Novel non-thermal Ablation Mechanics in the Laser Ablation of Silicon

TL;DR

This paper explores unique non-thermal ablation mechanisms in silicon during ultra-fast laser ablation, revealing excitation-dependent dynamics like melting and Coulomb explosions through large-scale atomistic simulations.

Contribution

It introduces a novel simulation approach combining thermal-spike models with modified interatomic potentials to study non-thermal ablation in silicon.

Findings

Identification of excitation-dependent phase diagram of silicon

Observation of non-thermal melting and Coulomb explosions

Development of atomistic simulation framework for ultra-fast laser ablation

Abstract

We investigate the non-thermal material dynamics of strongly excited silicon during ultra-fast laser ablation.
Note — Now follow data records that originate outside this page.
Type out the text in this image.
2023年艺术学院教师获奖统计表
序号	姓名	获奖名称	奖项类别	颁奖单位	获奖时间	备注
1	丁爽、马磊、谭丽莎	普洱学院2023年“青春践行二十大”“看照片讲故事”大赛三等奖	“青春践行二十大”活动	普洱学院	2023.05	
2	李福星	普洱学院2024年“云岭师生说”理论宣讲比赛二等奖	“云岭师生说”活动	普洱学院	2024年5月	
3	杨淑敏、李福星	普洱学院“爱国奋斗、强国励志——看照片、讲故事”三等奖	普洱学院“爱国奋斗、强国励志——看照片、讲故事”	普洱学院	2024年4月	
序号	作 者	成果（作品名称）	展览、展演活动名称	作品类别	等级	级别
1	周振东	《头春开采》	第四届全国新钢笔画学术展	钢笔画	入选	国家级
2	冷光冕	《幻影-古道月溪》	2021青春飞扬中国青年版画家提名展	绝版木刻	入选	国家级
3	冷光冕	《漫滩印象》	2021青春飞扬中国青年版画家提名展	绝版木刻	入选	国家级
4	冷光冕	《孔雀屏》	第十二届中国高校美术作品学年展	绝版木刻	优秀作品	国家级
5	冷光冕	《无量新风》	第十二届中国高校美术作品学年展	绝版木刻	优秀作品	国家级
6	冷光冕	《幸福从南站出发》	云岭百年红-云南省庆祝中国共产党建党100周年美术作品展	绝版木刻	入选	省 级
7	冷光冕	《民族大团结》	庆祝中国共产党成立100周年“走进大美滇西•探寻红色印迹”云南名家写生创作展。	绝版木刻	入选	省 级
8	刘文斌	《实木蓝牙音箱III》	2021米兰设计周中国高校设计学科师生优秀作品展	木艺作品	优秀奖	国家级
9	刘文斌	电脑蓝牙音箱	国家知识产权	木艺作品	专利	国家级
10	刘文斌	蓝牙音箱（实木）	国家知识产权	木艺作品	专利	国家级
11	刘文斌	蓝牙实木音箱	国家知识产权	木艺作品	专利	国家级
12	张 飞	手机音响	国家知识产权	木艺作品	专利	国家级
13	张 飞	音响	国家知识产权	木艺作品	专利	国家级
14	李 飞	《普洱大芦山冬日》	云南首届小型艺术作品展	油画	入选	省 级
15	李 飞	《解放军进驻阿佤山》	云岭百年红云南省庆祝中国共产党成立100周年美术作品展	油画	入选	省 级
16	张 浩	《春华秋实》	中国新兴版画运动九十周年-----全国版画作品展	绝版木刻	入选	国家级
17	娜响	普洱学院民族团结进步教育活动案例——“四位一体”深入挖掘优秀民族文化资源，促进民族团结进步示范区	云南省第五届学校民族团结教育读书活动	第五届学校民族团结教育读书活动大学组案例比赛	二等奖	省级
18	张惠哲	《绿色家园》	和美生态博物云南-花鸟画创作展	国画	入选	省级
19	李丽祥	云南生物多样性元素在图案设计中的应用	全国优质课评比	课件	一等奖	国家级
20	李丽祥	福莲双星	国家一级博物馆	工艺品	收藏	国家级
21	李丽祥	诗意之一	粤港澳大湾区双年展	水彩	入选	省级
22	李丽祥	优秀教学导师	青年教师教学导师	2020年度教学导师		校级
In contrast to metals, silicon shows strongly excitation-dependent interatomic bonding strengths, which gives rise to a number of unique material dynamics like non-thermal melting, Coulomb explosions and altered carrier heat conduction due to charge carrier confinement. In this study, we report novel non-thermal ablation mechanisms in the ultra-fast single shot laser ablation of silicon and perform large scale massive multi-parallel simulations on experimentally achievable length scales with atomistic resolution. For this, we model the ultra-fast carrier dynamics utilizing the Thermal-Spike-Model coupled to Molecular Dynamics simulations and include the accompanied excitation-dependent nonthermal bonding strength manipulation by application of the excitation-dependent modified Tersoff Potential. Further, we present first results on the systematic construction of the excitation-dependent phase diagram of silicon by thermodynamic integration.